(The following was a post written several days ago in the span of a few minutes – by someone who was literally in an abandoned shack, on only his mobile phone. Initially saved as a draft, and subsequently neglected over time, consider this one part of our “B-Sides and Rarities” collection.)
Allow me to first make a confession *cough* excuse about my first entry for hoopsididitagain. I am currently writing in a tiny shack with no electricity and no Internet connection. This article is unequivocally, indubitably, unforgivingly, consequently, straight out of that thing sloshing around in my skull as opposed to the vast knowledge of the Interweb. And if you’re a perceptive person, I have, according to the little blue – make that gray, fuck now it’s white – battery on my computer screen, about 27 minutes to punch out the most incredible piece of wanna-be “journalism” in the history of the next 27 minutes.
I love the Memphis Grizzlies. No longer the punchline of the NBA playoffs (zero wins in twelve tries), the 2010-11 group finally cleared a hurdle on April 17th, beating the San Antonio Spurs in Game 1 of their opening round playoff series. An eight seed beating a one, while rare, is not impossible, or even improbable due to the fact that many thought the fading Spurs were in a position to be toppled by the upstart Grizzlies. It is the current 2-1 lead against the Oklahoma City Thunder, however, that have me believing Memphis may have figured out “The Secret.”
Outside of the Grizz, this season’s playoffs already feature enough intriguing storylines to make any sports journalist cream his pants. You have an MVP point guard on a mediocre Bulls team willing them to victory after victory. Then there’s the bafflingly not-former-MVP Chris Paul trying, and failing, to accomplish the same thing with the Hornets. Inconsistent play plagued him all season, why expect any different now?
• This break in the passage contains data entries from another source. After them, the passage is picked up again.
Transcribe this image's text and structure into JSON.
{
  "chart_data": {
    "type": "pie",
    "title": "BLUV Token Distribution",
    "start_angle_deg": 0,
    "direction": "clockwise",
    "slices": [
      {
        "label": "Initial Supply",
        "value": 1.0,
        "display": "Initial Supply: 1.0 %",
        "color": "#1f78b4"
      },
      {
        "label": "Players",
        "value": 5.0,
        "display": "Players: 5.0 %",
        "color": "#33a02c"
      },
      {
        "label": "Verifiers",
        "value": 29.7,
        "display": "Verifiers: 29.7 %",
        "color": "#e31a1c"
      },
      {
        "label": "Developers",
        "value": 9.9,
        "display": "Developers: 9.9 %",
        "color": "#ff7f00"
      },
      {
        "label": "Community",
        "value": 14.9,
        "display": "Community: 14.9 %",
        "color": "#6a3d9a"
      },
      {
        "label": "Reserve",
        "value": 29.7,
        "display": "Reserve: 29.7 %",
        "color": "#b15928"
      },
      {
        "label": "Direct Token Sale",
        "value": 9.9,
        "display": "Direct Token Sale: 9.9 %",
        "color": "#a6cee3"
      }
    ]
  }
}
They still took two of six from the Lakers who should have overwhelmed them from the opening tip, but now L.A. has subsequently been obliterated in four games by the Dallas Mavericks. It would have been fun being in the locker room after games 3 and 4 while Phil Jackson was explaining to the two time defending champs they keep getting outplayed by this guy:
A more recent photo:
These stories are only the tip of the penis when it comes to this year’s playoffs. You have the underwhelming Knicks and Magic, New “Big Three” versus (literally) “Old” Big Three, and the youthful Thunder trying to prove they are legit contenders, which brings us back to the Memphis Grizzlies.
According to Isiah Thomas via the Sports Guy Bill Simmons, The Secret is the key to winning championships. The San Antonio Spurs had it, the L.A. Lakers had it, the Boston Celtics certainly had it, and even his Detroit Pistons had it. The Secret emphasizes a unit who doesn’t look at stats, cedes playing time to better players, and has stricken the words “me” and “I” from their lexicon. No playoff team exemplifies this theory – one inexplicably ignored by the ex-player, ex-GM, ex-NBA coach who coined it – better than the current Memphis squad.
How can a team featuring Zach Randolph, once called Stat-Bo in reference to his nickname Z-Bo, be considered a qualifier for this year’s Secret? A lot has to do with Randolph finally growing up. Getting involved in the Memphis community and realizing he was on a path to become the first player to ever play for all 30 teams lent to creating a Z-Bo that passed out of double teams instead of forcing shots, became a more willing passer all around, and refined his defensive game.
But being the stand-out Grizzly on the stat sheets is about as close to bringing Memphis a championship as the paper cut you get from holding a stat sheet. (Paper went out with powdered wigs.) This team features an improved Marc “not a Pau-ssy” Gasol, gifted Mike Conley, O.J. Mayo, defensive specialist Shane Battier, and playmakers Sam Young, Tony Allen, Darrell Arthur, and Hamed Haddadi.
“Who?” you say. The last four are The Secret. All split minutes, all know their role, all have one word scrolling on the ticker in their heads, winning. Charlie Sheen has infected the 2010-2011 Memphis Grizzlies.
Not a super team (If you consider a “team” three or less), not a group of old guys featuring Rajon Rondo playing with the only arm that is not fucking destroyed. They weren’t in the desperate position to follow the philosophy of the Cobra Kai dojo.
Elbow to the ribcage is sweep the leg, update 1.1.2.
Most of all they certainly aren’t a team that reads articles about how fucking awesome they are for playing as team. No, these guys just spend their time coming back from 21 down against an opponent they make look lost on the hardwood sometimes and are quietly zipping the lips of those who say an 8 seed isn’t good enough to make the finals.